For the last two decades, California’s Proposition 218 has required new taxes to be voted on by local communities that would have to pay. It’s an underappreciated part of our citizens’ democracy that gives people a meaningful say over the rules and policies that govern their lives.
But a new legal case challenging the imposition of unauthorized streaming taxes in Santa Barbara is testing the strength of those principles and posing a fundamental question: If voters must approve new taxes, what happens when policymakers lie to win their votes?
The background is simple. Since the 1970s, Santa Barbara, like many California communities, has imposed a local utility tax on services that use the city’s infrastructure like gas, water, electricity, and cable television. In 2008, the City Council amended the law to cover new video technologies like IP television channels (delivery of TV stations over the internet) that were becoming part of the cable mix.
This change was heavily debated given strong opposition in California and around the country to any new taxes that would hinder innovation and growth of the internet.
Supporters of the amendment addressed this challenge by crafting a narrow proposal that applied to cable-like technologies but not internet streaming. “This is not about taxing the internet,” explained City Finance Committee Chair Iya Falcone. “It’s not the internet streaming videos,” she reiterated when asked if the new tax would apply only to cable television services or to internet access services. The City Finance Director made the same point, “When we say video, we’re not talking about going to YouTube and watching YouTube videos.” And the Mayor Pro Tempore was even more direct: “We’re not taxing the internet.”

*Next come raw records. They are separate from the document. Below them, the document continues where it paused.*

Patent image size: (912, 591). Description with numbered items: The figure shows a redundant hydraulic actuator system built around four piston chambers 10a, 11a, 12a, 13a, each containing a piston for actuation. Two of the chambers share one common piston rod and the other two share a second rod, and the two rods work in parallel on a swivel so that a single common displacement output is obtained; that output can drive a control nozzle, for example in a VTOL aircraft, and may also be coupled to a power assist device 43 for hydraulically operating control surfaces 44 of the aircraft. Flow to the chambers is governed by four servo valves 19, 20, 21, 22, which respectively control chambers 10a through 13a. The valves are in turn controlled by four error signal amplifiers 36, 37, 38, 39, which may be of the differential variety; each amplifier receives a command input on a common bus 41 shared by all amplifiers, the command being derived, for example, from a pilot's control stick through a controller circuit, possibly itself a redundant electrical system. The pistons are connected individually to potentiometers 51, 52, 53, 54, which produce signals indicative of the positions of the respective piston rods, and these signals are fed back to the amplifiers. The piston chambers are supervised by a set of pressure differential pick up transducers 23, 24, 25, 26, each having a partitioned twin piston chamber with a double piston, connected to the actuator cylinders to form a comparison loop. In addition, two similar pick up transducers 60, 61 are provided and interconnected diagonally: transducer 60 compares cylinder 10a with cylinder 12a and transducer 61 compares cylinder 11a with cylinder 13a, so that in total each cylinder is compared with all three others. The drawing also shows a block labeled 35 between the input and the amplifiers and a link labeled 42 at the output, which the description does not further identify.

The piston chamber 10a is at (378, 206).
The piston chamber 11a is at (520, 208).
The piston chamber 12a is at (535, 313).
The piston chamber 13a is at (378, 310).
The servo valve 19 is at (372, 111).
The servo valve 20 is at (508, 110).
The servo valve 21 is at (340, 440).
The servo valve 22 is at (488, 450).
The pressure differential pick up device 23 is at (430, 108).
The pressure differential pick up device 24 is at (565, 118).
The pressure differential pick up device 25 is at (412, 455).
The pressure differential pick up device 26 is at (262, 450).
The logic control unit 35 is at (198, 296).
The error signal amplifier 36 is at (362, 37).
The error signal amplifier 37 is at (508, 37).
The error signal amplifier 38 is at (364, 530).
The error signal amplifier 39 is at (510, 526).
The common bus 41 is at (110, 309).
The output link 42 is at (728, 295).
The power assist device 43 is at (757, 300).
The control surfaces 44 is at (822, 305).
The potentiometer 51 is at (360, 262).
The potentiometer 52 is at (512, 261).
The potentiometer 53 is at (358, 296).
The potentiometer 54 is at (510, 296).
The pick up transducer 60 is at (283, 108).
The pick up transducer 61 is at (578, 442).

When the utility tax updates were presented to voters as Measure G in the 2008 election, this limit was clearly explained: “The new ordinance would not apply to charges for internet services.”
After the updates were enacted, no effort was made to apply the tax to existing streaming services like Hulu and Netflix or to any new ones until the city’s about-face in 2022 that launched the current litigation. Overnight, the city decided it would tax streaming after all.

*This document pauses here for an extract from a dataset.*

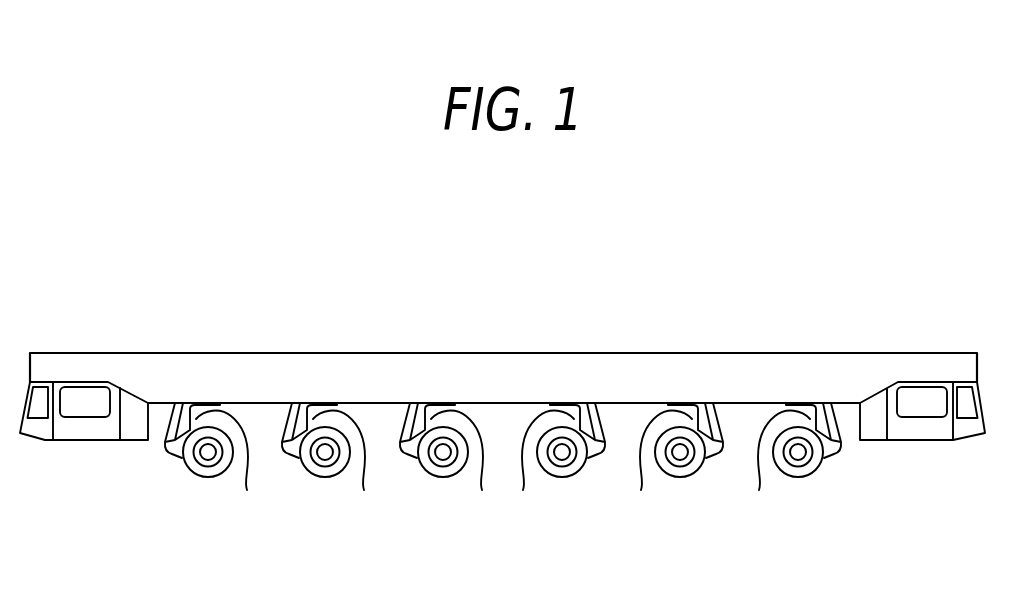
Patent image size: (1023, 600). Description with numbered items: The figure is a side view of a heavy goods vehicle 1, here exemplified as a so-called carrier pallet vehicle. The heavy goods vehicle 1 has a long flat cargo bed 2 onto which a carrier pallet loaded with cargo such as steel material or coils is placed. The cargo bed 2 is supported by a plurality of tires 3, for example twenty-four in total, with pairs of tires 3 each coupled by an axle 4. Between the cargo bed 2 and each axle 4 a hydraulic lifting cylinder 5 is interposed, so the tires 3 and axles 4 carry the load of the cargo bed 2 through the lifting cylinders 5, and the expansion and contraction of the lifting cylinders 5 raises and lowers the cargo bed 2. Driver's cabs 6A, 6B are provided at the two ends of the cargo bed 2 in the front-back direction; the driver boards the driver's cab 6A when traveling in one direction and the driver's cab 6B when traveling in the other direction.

It’s no surprise the idea of taxing internet streaming services was toxic. I’ve written before about the problems with regressive streaming taxes that would drive up consumer bills and undermine diversity, quality, and consumer choice online.
Consumers — and if given an honest chance, voters — recognize they will be the ones paying any new streaming tax. Opposing new streaming taxes that were ultimately rejected in Vermont earlier this year, the CEO of AfroLandTV explained these new fees would also “threate[n] the economic viability of small and independent streaming services that provide diverse, high-quality programming and serve underrepresented audiences and communities.” The result would be to further isolate fixed-income seniors, low-income families, and audiences of color.
But in Santa Barbara, taxing internet streaming services isn’t just bad policy, it’s clearly against the law.
If local governments can explain the impact of a proposed new tax one way in order to win approval votes and then apply the tax in a fundamentally different way once the election is closed, Proposition 218 would become a dead letter.
And the results would be devastating. Innovation and investment would crater due to overnight uncertainty about the reach and meaning of virtually all local taxes. Here, Santa Barbara not only reversed its earlier understanding that utility taxes did not apply to streaming services, it made that reversal retroactive and imposed two full years of back taxes as well as thousands of dollars in interest, penalties, and fees. It’s the height of irrational and unfair government.
It’s also a deep threat to the idea of local self-government at the heart of Proposition 218. If this kind of bait and switch is allowed to stand, approval votes would turn into a Wild West free-for-all of misdirection and lies where anything goes if it helps win votes and nothing matters once an election is complete. And while the problem may be in Santa Barbara today, it would surely spread to cities up and down the state if this overreach is allowed to stand.
I believe taxing innovative and diverse new streaming services is a bad idea that would hurt vulnerable Californians and undermine less commercial and risk-taking entertainment options. To me, there are far more straightforward ways to balance the state’s books without the regressive harms of a streaming tax.
But if Santa Barbra disagrees, it simply needs to propose a new tax, enact it through city government, and hold an honest vote.
Mike Montgomery is the executive director of CALinnovates, a nonpartisan technology advocacy coalition.